Tuesday, December 28, 2021

A Small Gripe, Reiterated

I mentioned a misusage back in 2013 in one of my Flips of the Tongue posts, and I've heard or read it a number of times since then. My impression is that it's becoming more common, though I hope not. 

Here's a recent example from a letter to the editor in the Star Tribune

"The persistent pit in my stomach tells me that we have made a terrible mistake."

As Washington State University Professor Paul Brians puts it in this list of errors, compiled in his book  Common Errors in English Usage:

Just as you can love someone from the bottom of your heart, you can also experience a sensation of dread in the pit (bottom) of your stomach. I don’t know whether people who mangle this common expression into “pit in my stomach” envision an ulcer, an irritating peach pit they’ve swallowed or are thinking of the pyloric sphincter; but they’ve got it wrong.

This confusion of "pit of ___ stomach" with "pit in ___ stomach" didn't make it into Brian Garner's Modern American Usage (third edition, 2009), however. Maybe someone with a copy of his fourth edition can tell me if it's in there.

Chris Hayes, I have noted a few times over the years, is one of the misusers of this phrase. Much as I dislike it, that doesn't bother me as much as Rachel Maddow's use (misuse) of "fulsome," which she thinks is interchangeable with "lavish," when describing praise. I guess because it sounds like "full." 

Garner labels uses like Maddow's as Stage 4, meaning it is "virtually universal but is opposed on cogent grounds by a few linguistic stalwarts..." His shorthand for Stage 4 is "Ubiquitous but..."

"Fulsome" is such a great word. I am sorry to see it subside into vague positivity.


Update: Checking the etymology of "fulsome" is an eye-opener. It's derived from the Middle English words for "full" and "some," just as it sounds, and as etymonline puts it, was "Perhaps a case of ironic understatement." The listing goes on:

Sense extended to "plump, well-fed" (mid-14c.), then "arousing disgust" (similar to the feeling of having over-eaten), late 14c. Via the sense of "causing nausea" it came to be used of language, "offensive to taste or good manners" (early 15c.); especially "excessively flattering" (1660s). Since the 1960s, however, it commonly has been used in its original, favorable sense, especially in fulsome praise.

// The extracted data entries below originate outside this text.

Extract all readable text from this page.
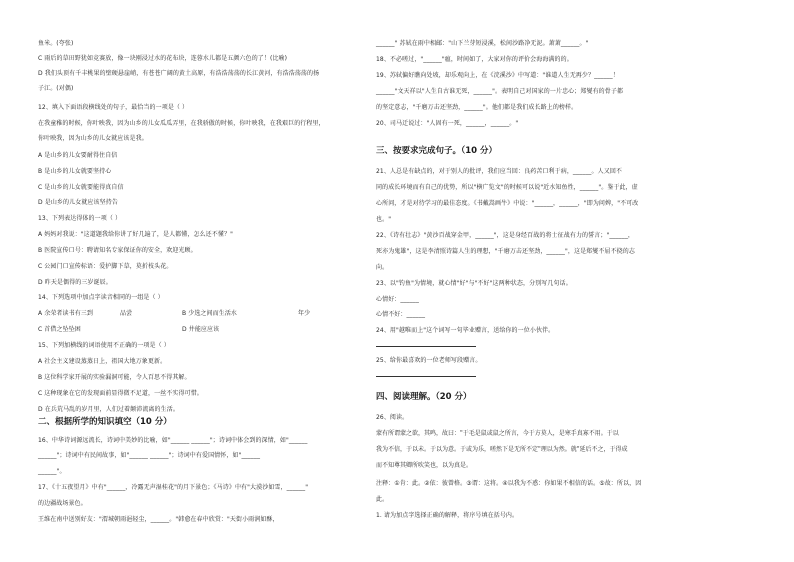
鱼米。(夸张)
C 雨后的草田野犹如竞赛放，像一块刚浸过水的花布块，连蓉水儿都是五颜六色的了！(比喻)
D 我们头顶有千丰桃果的壁硬悬崖峭，有苍苍广阔的黄土高原，有浩浩荡荡的长江黄河，有浩浩荡荡的扬
子江。(对偶)
12、填入下面语段横线处的句子，最恰当的一项是（ ）
在我童稚的时候，你叶映我，因为山乡的儿女瓜瓜弄里，在我骄傲的时候，你叶映我，在我艰巨的行程里，
你叶映我，因为山乡的儿女就应该是我。
A 是山乡的儿女要耐得住自信
B 是山乡的儿女就要坚持心
C 是山乡的儿女就要能得真自信
D 是山乡的儿女就应该坚持告
13、下列表达得体的一项（ ）
A 妈妈对我说："这道题我给你讲了好几遍了，是人都懂，怎么还不懂？"
B 医院宣传口号：聘请知名专家保证你的安全，欢迎光顾。
C 公园门口宣传标语：爱护脚下草，莫折枝头花。
D 昨天是偶得的三岁诞辰。
14、下列选项中加点字读音相同的一组是（ ）
A 余荣者读书有三到	品尝	B 少选之间而生活水	年少
C 首借之坠坠困	D 井能应应该
15、下列加横线的词语使用不正确的一项是（ ）
A 社会主义建设蒸蒸日上，祖国大地万象更新。
B 这位科学家开展的实验漏洞可能，令人百思不得其解。
C 这种现象在它的发现面前显得微不足道，一丝不实得可惜。
D 在兵荒马乱的岁月里，人们过着颠沛流离的生活。
二、根据所学的知识填空（10 分）
16、中华诗词源远流长，诗词中美妙的比喻，如"______ ______"；诗词中体会到的深情，如"______
______"；诗词中有民间故事，如"______ ______"；诗词中有爱国情怀，如"______
______"。
17、《十五夜望月》中有"______，冷露无声湿桂花"的月下景色；《马诗》中有"大漠沙如雪，______"
的边疆战场景色。
王维在南中送别好友："渭城朝雨浥轻尘，______。"韩愈在春中欣赏："天街小雨润如酥，
______" 苏轼在雨中相邮："山下兰芽短浸溪，松间沙路净无泥。萧萧______。"
18、不必嗟过，"______"瘟，时间如了，大家对你的评价会海海满的的。
19、苏轼偏好瞧向处坡，却乐观向上，在《浣溪沙》中写道："谁道人生无再少？______！
______"文天祥以"人生自古谁无死，______"。表明自己对国家的一片忠心；郑燮有的骨子都
的坚定意志，"千磨万击还坚劲，______"。他们都是我们成长路上的榜样。
20、司马迁说过："人固有一死，______，______。"
三、按要求完成句子。（10 分）
21、人总是有缺点的，对于别人的批评，我们应当回：良药苦口利于病，______。人又回不
同的成长环境而有自己的优势，所以"横广览文"的时候可以说"近水知鱼性，______"。鉴于此，虚
心所问，才是对待学习的最佳态度。《书戴嵩画牛》中说："______，______，"即为问婢，"不可改
也。"
22、《诗有壮志》"黄沙百战穿金甲，______"，这是身经百战的将士征战有力的誓言；"______，
死亦为鬼雄"，这是李清照诗篇人生的理想，"千磨万击还坚劲，______"，这是郑燮不屈不挠的志
向。
23、以"钓鱼"为情境，就心情"好"与"不好"这两种状态，分别写几句话。
心情好：______
心情不好：______
24、用"越唯而上"这个词写一句毕业赠言，送给你的一位小伙伴。
25、给你最喜欢的一位老师写段赠言。
四、阅读理解。（20 分）
26、阅读。
蒙有所谓蒙之欲，其鸣，故曰："于毛是鼠或鼠之所言，今于方莫人，是寒手真寡不用。于以
我为不信，于以未。于以为意。于或为乐，嗟然下是无所不定"理以为然。就"延后不之，于得成
而不知尊其卿所吹笑也，以为真是。
注释：①肯：此。②依：彼曾格。③谓：这将。④以我为不惑：你如果不相信的话。⑤故：所以，因
此。
1. 请为加点字选择正确的解释，将序号填在括号内。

This use since the 1960s reinforces Garner's Stage 4 assessment. I don't remember hearing it until recently, personally, which is probably why I find it so hard on my ear.

1 comment:

Michael Leddy said...

It’s not in the 4th either. Google’s Ngram Viewer shows it rising steadily, but “pit of my stomach” is about 6.6 times as common. There’s something especially odd about a “persistent” pit. A persistent knot, impossible to untie — that makes more sense.

“Pit of my stomach” was at an all-time high in 2018, the most recent year for Ngram results in American English. I wonder if you-know-who had something to do with that.